La cour de Rome, pour décorer sa faiblesse d’un crédit apparent, rechercha par toutes sortes de moyens l’honneur d’être l’arbitre entre les couronnes. Elle n’avait pu l’obtenir au traité des Pyrénées : elle parut l’avoir au moins à la paix d’Aix-la-Chapelle. Un nonce fut envoyé à ce congrès pour être un fantôme d’arbitre entre des fantômes de plénipotentiaires. Les Hollandais, déjà jaloux de la gloire, ne voulurent point partager celle de conclure ce qu’ils avaient commencé. Tout se traitait en effet à Saint-Germain, par le ministère de leur ambassadeur Van Beuning. Ce qui avait été accordé en secret par lui était envoyé à Aix-la-Chapelle, pour être signé avec appareil par les ministres assemblés au congrès. Qui eût dit trente ans auparavant qu’un bourgeois de Hollande obligerait la France et l’Espagne à recevoir sa médiation ?

Ce Van Beuning, échevin d’Amsterdam, avait la vivacité d’un Français et la fierté d’un Espagnol.
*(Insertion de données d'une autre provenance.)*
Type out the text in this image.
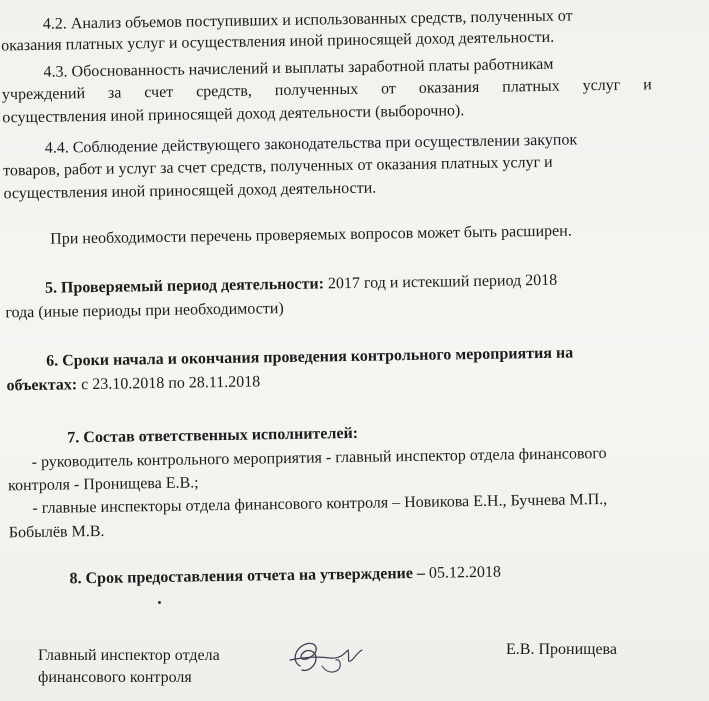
4.2. Анализ объемов поступивших и использованных средств, полученных от
оказания платных услуг и осуществления иной приносящей доход деятельности.
4.3. Обоснованность начислений и выплаты заработной платы работникам
учреждений за счет средств, полученных от оказания платных услуг и
осуществления иной приносящей доход деятельности (выборочно).
4.4. Соблюдение действующего законодательства при осуществлении закупок
товаров, работ и услуг за счет средств, полученных от оказания платных услуг и
осуществления иной приносящей доход деятельности.
При необходимости перечень проверяемых вопросов может быть расширен.
5. Проверяемый период деятельности: 2017 год и истекший период 2018
года (иные периоды при необходимости)
6. Сроки начала и окончания проведения контрольного мероприятия на
объектах: с 23.10.2018 по 28.11.2018
7. Состав ответственных исполнителей:
- руководитель контрольного мероприятия - главный инспектор отдела финансового
контроля - Пронищева Е.В.;
- главные инспекторы отдела финансового контроля – Новикова Е.Н., Бучнева М.П.,
Бобылёв М.В.
8. Срок предоставления отчета на утверждение – 05.12.2018
Главный инспектор отдела
финансового контроля
Е.В. Пронищева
Il se plaisait à choquer, dans toutes les occasions, la hauteur impérieuse du roi, et opposait une inflexibilité républicaine au ton de supériorité que les ministres de France commençaient à prendre. « Ne vous fiez-vous pas à la parole du roi ? » lui disait M. de Lyonne dans une conférence. « J’ignore ce que veut le roi, dit Van Beuning ; je considère ce qu’il peut. » Enfin, à la cour du plus superbe monarque du monde, un bourgmestre conclut avec autorité (2 mai 1668) une paix par laquelle le roi fut obligé de rendre la Franche-Comté. Les Hollandais eussent bien mieux aimé qu’il eût rendu la Flandre, et être délivrés d’un voisin si redoutable ; mais toutes les nations trouvèrent que le roi marquait assez de modération en se privant de la Franche-Comté. Cependant il gagnait davantage en retenant les villes de Flandre, et il s’ouvrait les portes de la Hollande, qu’il songeait à détruire dans le temps qu’il lui cédait.